No documento sublinha-se que a medida se aplica exclusivamente a pessoas singulares ou coletivas que exerçam a título principal, acessório ou ocasional, a atividade de prestação de serviços de pesagem de metal ferroso e não ferroso independentemente da sua origem.
São abrangidas as casas de pesagem, sucateiros, intermediários, entrepostos ligados ao negócio de pesagem de metal ferroso e não ferroso, operadores de balanças ou básculas de sucatas para fins comerciais, pontos de recolha, quintais, armazéns, parques, estaleiros comerciais e demais espaços não permitidos pela legislação comercial aplicável.
O decreto exclui desta medida as unidades industriais legalmente licenciadas, designadamente as siderúrgicas, metalúrgicas e demais indústrias transformadoras, que utilizem metal ferroso e não ferroso, como matéria-prima ou insumo produtivo, no âmbito do respetivo processo industrial.
As indústrias que realizam a atividade de fundição de metal ferroso e não ferroso são obrigadas a comprovar a origem licita mediante documentação idónea, da matéria-prima a ser utilizada.
"A falta de prova de origem da mercadoria para fundição constitui fundamento para que seja participado o facto às autoridades competentes para a instrução de procedimento contraordenacional ou outro que for aplicável", lê-se no decreto.
O executivo angolano realça que a interdição e revogação de licenças tem como fundamento a "necessidade de preservar o interesse público, a segurança pública e salvaguarda dos direitos dos consumidores e da garantia da integridade dos bens afetos aos serviços públicos, reorganizar e disciplinar a atividade comercial da prestação de serviços de pesagem de metal ferroso e não ferroso que se realiza nas designadas casas de pesagem".
O Governo angolano ve-se a braços, há alguns anos, com o fenómeno do vandalismo de bens públicos, que se tem caracterizado pelo furto de material ferroso de caminhos de ferro, postos de eletricidade, tampas de sarjetas, caixotes de lixo em metal, contadores de água, entre outros.

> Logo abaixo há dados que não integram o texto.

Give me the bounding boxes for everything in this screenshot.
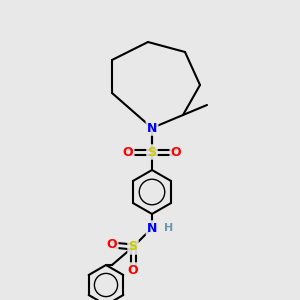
Text: O: O: [171, 146, 181, 158]
Text: H: H: [164, 223, 173, 233]
Text: N: N: [147, 221, 157, 235]
Text: S: S: [128, 241, 137, 254]
Text: O: O: [123, 146, 133, 158]
Text: O: O: [107, 238, 117, 251]
Text: O: O: [128, 263, 138, 277]
Text: N: N: [147, 122, 157, 134]
Text: S: S: [148, 146, 157, 158]
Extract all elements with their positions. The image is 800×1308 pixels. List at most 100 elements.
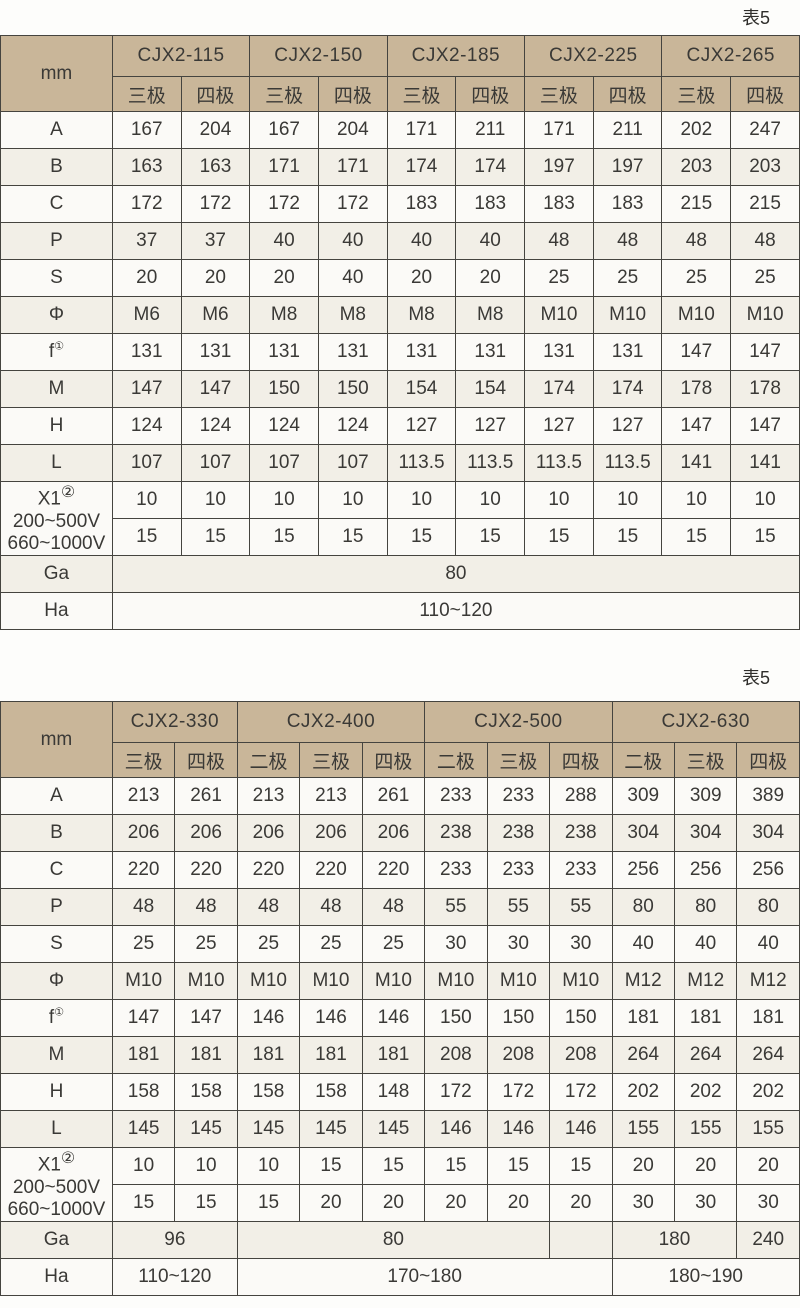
value-cell: 264 bbox=[673, 1036, 738, 1074]
value-cell: 48 bbox=[524, 222, 594, 260]
value-cell: M10 bbox=[299, 962, 363, 1000]
value-cell: 25 bbox=[730, 259, 800, 297]
pole-header: 四极 bbox=[180, 76, 251, 112]
value-cell: 181 bbox=[299, 1036, 363, 1074]
value-cell: 181 bbox=[611, 999, 675, 1037]
value-cell: 238 bbox=[486, 814, 551, 852]
value-cell: M12 bbox=[673, 962, 738, 1000]
pole-header: 二极 bbox=[236, 742, 301, 778]
table-row: S 25 25 25 25 25 30 30 30 40 40 40 bbox=[0, 925, 800, 963]
value-cell: 10 bbox=[236, 1147, 301, 1185]
value-cell: 10 bbox=[317, 481, 388, 519]
value-cell: 30 bbox=[673, 1184, 738, 1222]
value-cell: 264 bbox=[611, 1036, 675, 1074]
value-cell: 171 bbox=[524, 111, 594, 149]
value-cell: 204 bbox=[180, 111, 251, 149]
value-cell: M8 bbox=[386, 296, 457, 334]
value-cell: 220 bbox=[361, 851, 426, 889]
value-cell: 174 bbox=[592, 370, 663, 408]
value-cell: 20 bbox=[455, 259, 526, 297]
value-cell: 15 bbox=[524, 518, 594, 556]
value-cell: 147 bbox=[661, 333, 732, 371]
value-cell: 264 bbox=[736, 1036, 800, 1074]
value-cell: 167 bbox=[249, 111, 319, 149]
pole-header: 三极 bbox=[524, 76, 594, 112]
value-cell: 220 bbox=[174, 851, 238, 889]
model-group-header: CJX2-265 bbox=[661, 35, 800, 77]
value-cell: 154 bbox=[455, 370, 526, 408]
row-label: M bbox=[0, 1036, 113, 1074]
value-cell: 206 bbox=[361, 814, 426, 852]
value-cell: 309 bbox=[673, 777, 738, 815]
table-row: Ha 110~120 170~180 180~190 bbox=[0, 1258, 800, 1296]
value-cell: 155 bbox=[736, 1110, 800, 1148]
value-cell: 208 bbox=[549, 1036, 613, 1074]
value-cell: M12 bbox=[611, 962, 675, 1000]
value-cell: 171 bbox=[249, 148, 319, 186]
value-cell: 10 bbox=[455, 481, 526, 519]
table-row: X1② 200~500V 660~1000V 10 10 10 15 15 15 15 15 20 20… bbox=[0, 1147, 800, 1222]
value-cell: 163 bbox=[111, 148, 182, 186]
value-cell: M10 bbox=[111, 962, 176, 1000]
value-cell: 247 bbox=[730, 111, 800, 149]
table-block-1: 表5 mm CJX2-115 CJX2-150 CJX2-185 CJX2-225 CJX… bbox=[0, 0, 800, 630]
value-cell: 25 bbox=[361, 925, 426, 963]
value-cell: 15 bbox=[661, 518, 732, 556]
value-cell: 131 bbox=[111, 333, 182, 371]
model-group-header: CJX2-630 bbox=[611, 701, 800, 743]
row-label: Ha bbox=[0, 592, 113, 630]
value-cell: M8 bbox=[249, 296, 319, 334]
row-label: B bbox=[0, 814, 113, 852]
pole-header: 三极 bbox=[111, 76, 182, 112]
row-label: f① bbox=[0, 999, 113, 1037]
value-cell: 174 bbox=[524, 370, 594, 408]
row-label: A bbox=[0, 777, 113, 815]
value-cell: 10 bbox=[180, 481, 251, 519]
value-cell: 20 bbox=[486, 1184, 551, 1222]
row-label: H bbox=[0, 407, 113, 445]
value-cell: 131 bbox=[317, 333, 388, 371]
pole-header: 四极 bbox=[317, 76, 388, 112]
table-row: B 163 163 171 171 174 174 197 197 203 203 bbox=[0, 148, 800, 186]
value-cell: 20 bbox=[249, 259, 319, 297]
value-cell: 37 bbox=[111, 222, 182, 260]
value-cell: 203 bbox=[661, 148, 732, 186]
value-cell: 10 bbox=[386, 481, 457, 519]
value-cell: 145 bbox=[299, 1110, 363, 1148]
value-cell: 256 bbox=[673, 851, 738, 889]
value-cell: 204 bbox=[317, 111, 388, 149]
model-group-header: CJX2-185 bbox=[386, 35, 526, 77]
value-cell: 163 bbox=[180, 148, 251, 186]
value-cell: 147 bbox=[111, 999, 176, 1037]
value-cell: 40 bbox=[386, 222, 457, 260]
value-cell: 181 bbox=[361, 1036, 426, 1074]
row-label: B bbox=[0, 148, 113, 186]
value-cell: 113.5 bbox=[524, 444, 594, 482]
row-label: Φ bbox=[0, 962, 113, 1000]
value-cell: 131 bbox=[249, 333, 319, 371]
pole-header: 三极 bbox=[386, 76, 457, 112]
value-cell: 181 bbox=[236, 1036, 301, 1074]
row-label: P bbox=[0, 888, 113, 926]
table-row: Ha 110~120 bbox=[0, 592, 800, 630]
value-cell: 20 bbox=[299, 1184, 363, 1222]
value-cell: 15 bbox=[455, 518, 526, 556]
table-row: Ga 96 80 180 240 bbox=[0, 1221, 800, 1259]
value-cell: 131 bbox=[386, 333, 457, 371]
value-cell: 178 bbox=[730, 370, 800, 408]
value-cell: 146 bbox=[299, 999, 363, 1037]
pole-header: 三极 bbox=[299, 742, 363, 778]
value-cell: 48 bbox=[592, 222, 663, 260]
value-cell: 158 bbox=[236, 1073, 301, 1111]
value-cell: 48 bbox=[236, 888, 301, 926]
table-row: Ga 80 bbox=[0, 555, 800, 593]
value-cell: 150 bbox=[249, 370, 319, 408]
value-cell: 40 bbox=[455, 222, 526, 260]
table-row: L 145 145 145 145 145 146 146 146 155 155 155 bbox=[0, 1110, 800, 1148]
value-cell: 304 bbox=[673, 814, 738, 852]
row-label: Ga bbox=[0, 555, 113, 593]
value-cell: 15 bbox=[180, 518, 251, 556]
table-row: A 167 204 167 204 171 211 171 211 202 247 bbox=[0, 111, 800, 149]
value-cell: 80 bbox=[736, 888, 800, 926]
value-cell: 178 bbox=[661, 370, 732, 408]
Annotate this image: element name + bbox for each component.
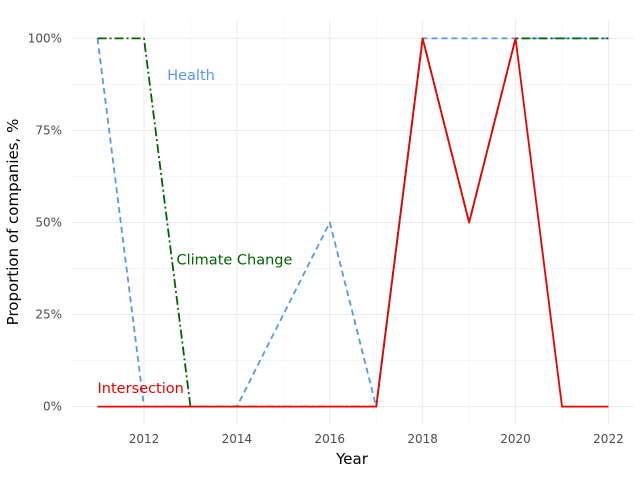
series-label-health: Health <box>167 68 215 84</box>
series-labels: Health Climate Change Intersection <box>98 68 293 397</box>
y-tick-label: 100% <box>28 31 62 45</box>
x-tick-label: 2018 <box>407 432 438 446</box>
axis-ticks: 2012 2014 2016 2018 2020 2022 0% 25% 50% 75% 100% <box>28 31 624 446</box>
x-tick-label: 2016 <box>315 432 346 446</box>
y-tick-label: 75% <box>35 123 62 137</box>
x-axis-title: Year <box>335 450 369 468</box>
series-lines <box>96 37 609 408</box>
y-tick-label: 50% <box>35 216 62 230</box>
x-tick-label: 2020 <box>500 432 531 446</box>
grid <box>72 20 634 425</box>
series-line-intersection <box>97 37 609 408</box>
y-tick-label: 0% <box>43 400 62 414</box>
x-tick-label: 2012 <box>129 432 160 446</box>
y-axis-title: Proportion of companies, % <box>4 119 22 326</box>
x-tick-label: 2022 <box>593 432 624 446</box>
series-label-intersection: Intersection <box>98 381 184 397</box>
y-tick-label: 25% <box>35 308 62 322</box>
x-tick-label: 2014 <box>222 432 253 446</box>
series-label-climate-change: Climate Change <box>177 252 293 268</box>
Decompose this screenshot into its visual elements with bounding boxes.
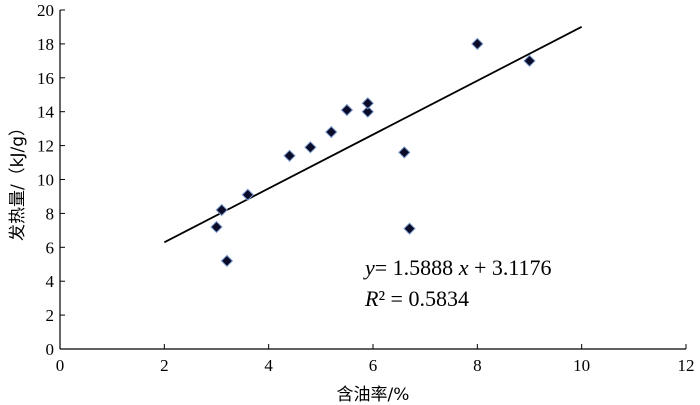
- y-tick-label: 4: [46, 272, 55, 291]
- data-point: [210, 220, 223, 234]
- data-point: [220, 254, 234, 268]
- data-point: [325, 125, 338, 139]
- y-tick-label: 6: [46, 238, 55, 257]
- regression-equation: y= 1.5888 x + 3.1176: [363, 255, 552, 280]
- y-tick-label: 16: [37, 69, 54, 88]
- data-points: [210, 37, 536, 268]
- data-point: [283, 149, 296, 162]
- data-point: [471, 37, 484, 51]
- equation-text: = 1.5888: [375, 255, 453, 280]
- data-point: [398, 146, 411, 159]
- data-point: [361, 105, 374, 118]
- y-tick-label: 0: [46, 340, 55, 359]
- trendline: [163, 26, 583, 244]
- y-tick-label: 2: [46, 306, 55, 325]
- data-point: [523, 54, 536, 68]
- equation-x-var: x: [458, 255, 469, 280]
- y-tick-label: 12: [37, 137, 54, 156]
- x-tick-label: 6: [369, 356, 378, 375]
- data-point: [361, 97, 374, 110]
- x-tick-label: 8: [473, 356, 482, 375]
- y-tick-label: 20: [37, 1, 54, 20]
- equation-rest: + 3.1176: [468, 255, 551, 280]
- data-point: [403, 222, 416, 235]
- equation-y-var: y: [363, 255, 375, 280]
- x-tick-label: 10: [573, 356, 590, 375]
- trendline-group: [163, 26, 583, 244]
- x-tick-label: 2: [160, 356, 169, 375]
- data-point: [304, 141, 317, 154]
- data-point: [340, 103, 354, 117]
- data-point: [241, 188, 255, 201]
- r-squared-symbol: R: [364, 286, 379, 311]
- y-tick-label: 14: [37, 103, 55, 122]
- y-axis-title: 发热量/（kJ/g）: [8, 119, 28, 241]
- x-tick-label: 4: [264, 356, 273, 375]
- r-squared: R² = 0.5834: [364, 286, 469, 311]
- y-tick-label: 18: [37, 35, 54, 54]
- data-point: [215, 203, 228, 217]
- y-tick-label: 10: [37, 171, 54, 190]
- x-tick-label: 0: [56, 356, 65, 375]
- axes: 0 2 4 6 8 10 12 14 16 18 20 0 2 4 6 8 10 12: [37, 1, 695, 375]
- r-squared-value: ² = 0.5834: [378, 286, 469, 311]
- x-axis-title: 含油率/%: [337, 385, 410, 405]
- y-tick-label: 8: [46, 204, 55, 223]
- x-tick-label: 12: [678, 356, 695, 375]
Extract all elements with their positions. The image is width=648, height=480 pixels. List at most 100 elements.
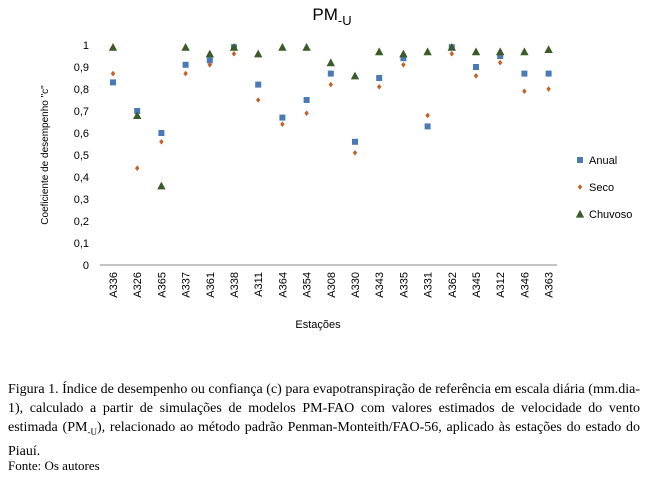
point-chuvoso-a311 [254,49,263,58]
point-chuvoso-a337 [181,43,190,51]
x-tick-labels: A336 A326 A365 A337 A361 A338 A311 A364 A354 A308… [108,272,556,298]
point-seco-a363 [546,86,551,92]
x-tick-label: A363 [544,272,556,298]
point-anual-a331 [424,123,431,130]
point-seco-a308 [328,81,334,88]
point-chuvoso-a343 [375,47,384,56]
y-tick-label: 0,2 [74,216,89,228]
point-anual-a308 [327,70,334,77]
point-chuvoso-a345 [471,47,481,56]
point-chuvoso-a338 [229,43,239,51]
point-chuvoso-a335 [399,49,408,58]
point-chuvoso-a346 [520,47,529,56]
point-seco-a364 [280,121,285,127]
x-tick-label: A338 [229,272,241,298]
caption-text-1: Figura 1. Índice de desempenho ou confia… [8,382,640,435]
data-points [108,43,553,190]
figure-caption: Figura 1. Índice de desempenho ou confia… [8,380,640,461]
legend-label-anual: Anual [589,155,617,167]
x-tick-label: A361 [205,272,217,298]
legend: Anual Seco Chuvoso [575,155,632,221]
x-tick-label: A343 [374,272,386,298]
point-seco-a338 [231,51,237,57]
x-tick-label: A331 [423,272,435,298]
point-anual-a364 [279,114,286,121]
point-chuvoso-a330 [350,71,360,80]
point-chuvoso-a365 [157,181,166,190]
point-chuvoso-a312 [496,47,505,56]
x-tick-label: A362 [447,272,459,298]
point-seco-a335 [401,62,406,68]
legend-marker-anual [577,157,583,163]
y-tick-label: 1 [83,40,89,52]
x-tick-label: A364 [277,272,289,298]
y-tick-label: 0 [83,260,89,272]
point-seco-a337 [183,70,188,77]
point-anual-a354 [303,97,310,103]
point-chuvoso-a354 [302,43,311,51]
point-anual-a365 [158,130,165,136]
caption-subscript: -U [87,426,97,437]
point-seco-a365 [159,139,164,145]
point-anual-a335 [400,55,407,62]
point-anual-a312 [497,53,504,59]
point-chuvoso-a308 [326,58,335,67]
y-tick-label: 0,3 [74,194,89,206]
x-tick-label: A330 [350,272,362,298]
x-tick-label: A345 [471,272,483,298]
point-anual-a326 [134,108,141,114]
point-chuvoso-a362 [447,43,456,51]
x-tick-label: A354 [302,272,314,298]
y-tick-label: 0,1 [74,238,89,250]
point-seco-a312 [497,59,503,66]
scatter-chart: PM-U Coeficiente de desempenho "c" 0 0,1 0… [40,5,632,331]
point-seco-a343 [376,84,382,90]
x-tick-label: A308 [326,272,338,298]
x-tick-label: A346 [519,272,531,298]
x-tick-label: A365 [156,272,168,298]
y-tick-label: 0,5 [74,150,89,162]
point-seco-a330 [352,150,358,156]
point-anual-a336 [110,79,116,86]
x-tick-label: A312 [495,272,507,298]
point-seco-a326 [134,165,140,171]
point-seco-a345 [473,73,479,79]
point-chuvoso-a326 [133,111,142,119]
point-chuvoso-a363 [544,45,553,53]
y-tick-label: 0,4 [74,172,89,184]
point-chuvoso-a361 [205,49,214,58]
point-anual-a311 [255,81,262,88]
point-anual-a345 [473,64,479,70]
x-tick-label: A311 [253,272,265,297]
point-anual-a337 [182,61,189,68]
point-seco-a311 [255,97,261,103]
point-seco-a362 [449,51,455,57]
point-anual-a346 [521,70,528,77]
x-axis-title: Estações [295,319,341,331]
chart-title: PM-U [312,5,351,28]
point-anual-a330 [352,138,358,145]
x-tick-label: A337 [181,272,193,298]
legend-label-seco: Seco [589,182,614,194]
point-chuvoso-a364 [278,43,287,51]
point-seco-a331 [425,112,430,119]
point-chuvoso-a331 [423,47,432,56]
y-tick-label: 0,9 [74,62,89,74]
svg-text:Coeficiente de desempenho "c": Coeficiente de desempenho "c" [40,85,51,225]
legend-marker-chuvoso [575,209,585,218]
caption-text-2: ), relacionado ao método padrão Penman-M… [8,420,640,459]
y-tick-label: 0,7 [74,106,89,118]
figure-source: Fonte: Os autores [8,458,100,473]
y-tick-label: 0,6 [74,128,89,140]
point-anual-a361 [206,57,213,64]
legend-marker-seco [577,184,583,190]
point-seco-a336 [110,70,116,77]
y-tick-labels: 0 0,1 0,2 0,3 0,4 0,5 0,6 0,7 0,8 0,9 1 [74,40,89,272]
legend-label-chuvoso: Chuvoso [589,209,632,221]
x-tick-label: A336 [108,272,120,298]
point-seco-a361 [207,62,213,68]
y-axis-title: Coeficiente de desempenho "c" [40,85,51,225]
point-seco-a354 [304,110,309,116]
x-tick-label: A326 [132,272,144,298]
point-seco-a346 [522,88,527,94]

Em dezembro de 2025, duas provincias angolanas ficaram privadas de eletricidade, afetando 300 mil famílias, devido ao furto de parafusos e cantoneiras de cinco torres de alta tensão.
Na altura, o ministro da Energia e Águas de Angola, João Baptista Borges, disse que, em 2025, o setor tinha registado já prejuízos de quase 50 milhões de dólares (42,5 milhões de euros) por atos de vandalismo.
Para fazer face à situação, o executivo angolano submeteu à Assembleia Nacional a proposta de Lei dos Crimes de Vandalismo de Bens e Serviços Públicos, aprovada pelo parlamento, mas com algumas normas contestadas pela Ordem dos Advogados de Angola (OAA) e pelo grupo parlamentar da União Nacional para a Independência Total de Angola (UNITA), declaradas inconstitucionais pelo Tribunal Constitucional.